Sedley Alley was convicted of the 1985 murder of Suzanne Collins. His daughter wants the crime scene evidence tested, in hopes that it will exonerate him.
The judge said Tennessee law does not permit the estate of a dead inmate to ask for DNA testing. She ruled that means the court doesn’t have jurisdiction in this matter.
It is not the ruling Alley’s lawyers had hoped for.
“The truth should not be buried with Sedley Alley. If indeed the DNA will provide that truth, we should allow testing,” said William Massey, Alley’s attorney.
Alley originally confessed to killing but then later recanted his confession. Alley was executed in 2006.
In court Monday, Judge Paula Skahan said Alley’s arguments were best addressed to the Tennessee General Assembly and the Tennessee Supreme Court.
Alley’s lawyers say that’s because the issue of an estate asking for DNA testing after a person has been executed has never been litigated before in the state of Tennessee
“April Alley, standing in the shoes of her father and his estate, this ruling is saying that the estate did not have standing to challenge to even seek testing at all,” said Josie Holland, Alley Lawyer.
The Innocence Project and Tennessee Lawyers filed the petition for testing after it was discovered a possible serial killer took classes at the same school as Collins.
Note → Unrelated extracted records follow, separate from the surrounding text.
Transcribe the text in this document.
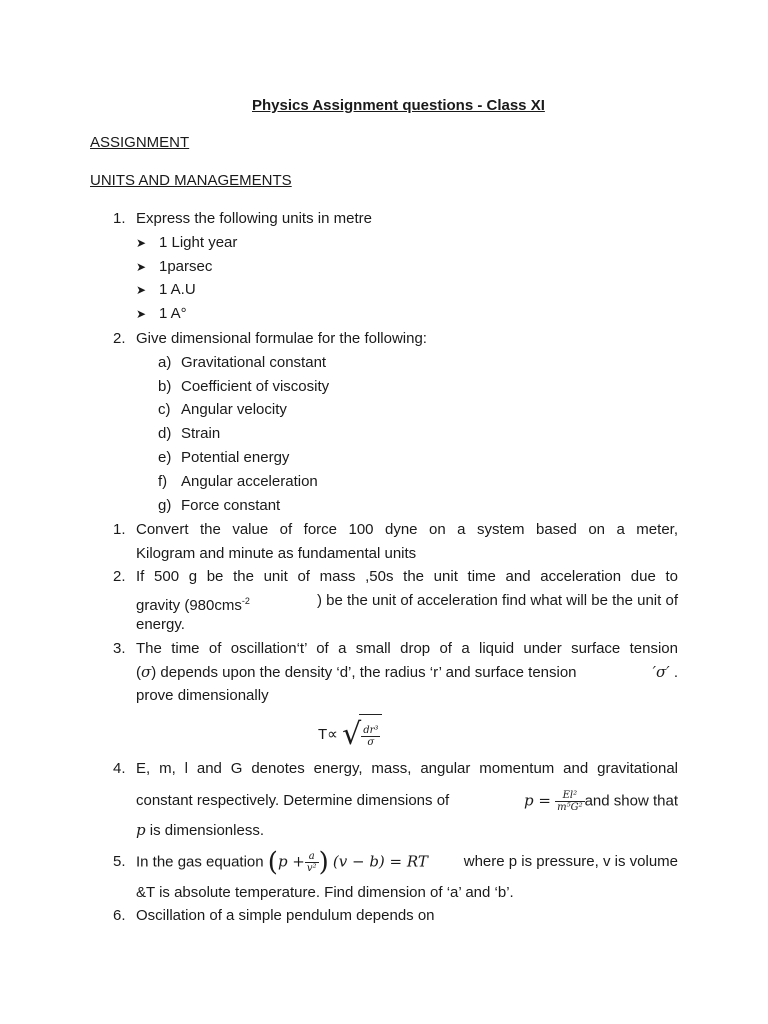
Physics Assignment questions - Class XI
ASSIGNMENT
UNITS AND MANAGEMENTS
1. Express the following units in metre
➤ 1 Light year
➤ 1parsec
➤ 1 A.U
➤ 1 A°
2. Give dimensional formulae for the following:
a) Gravitational constant
b) Coefficient of viscosity
c) Angular velocity
d) Strain
e) Potential energy
f) Angular acceleration
g) Force constant
1. Convert the value of force 100 dyne on a system based on a meter,
Kilogram and minute as fundamental units
2. If 500 g be the unit of mass ,50s the unit time and acceleration due to
gravity (980cms$^{-2}$	) be the unit of acceleration find what will be the unit of
energy.
3. The time of oscillation‘t’ of a small drop of a liquid under surface tension
(σ) depends upon the density ‘d’, the radius ‘r’ and surface tension	′σ′ .
prove dimensionally
T∝ √ $\frac{\text{dr³}}{\sigma}$
4. E, m, l and G denotes energy, mass, angular momentum and gravitational
constant respectively. Determine dimensions of	$p = \frac{\text{El²}}{\text{m⁵G²}}$ and show that
p is dimensionless.
5. In the gas equation ($p + \frac{a}{\text{v²}}$ ) (v − b) = RT where p is pressure, v is volume
&T is absolute temperature. Find dimension of ‘a’ and ‘b’.
6. Oscillation of a simple pendulum depends on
A statement from The Innocence Project said:
“We are very disappointed in today’s decision and have already filed a notice of appeal. The petition simply asks for testing of available DNA evidence, which could be done within 30 to 60 days. It will now take months, if not years, to go through the courts to finally get to the truth in this matter.”
April Alley was not in court Monday, but in a statement said she was heartbroken. Alley’s team is filing an appeal.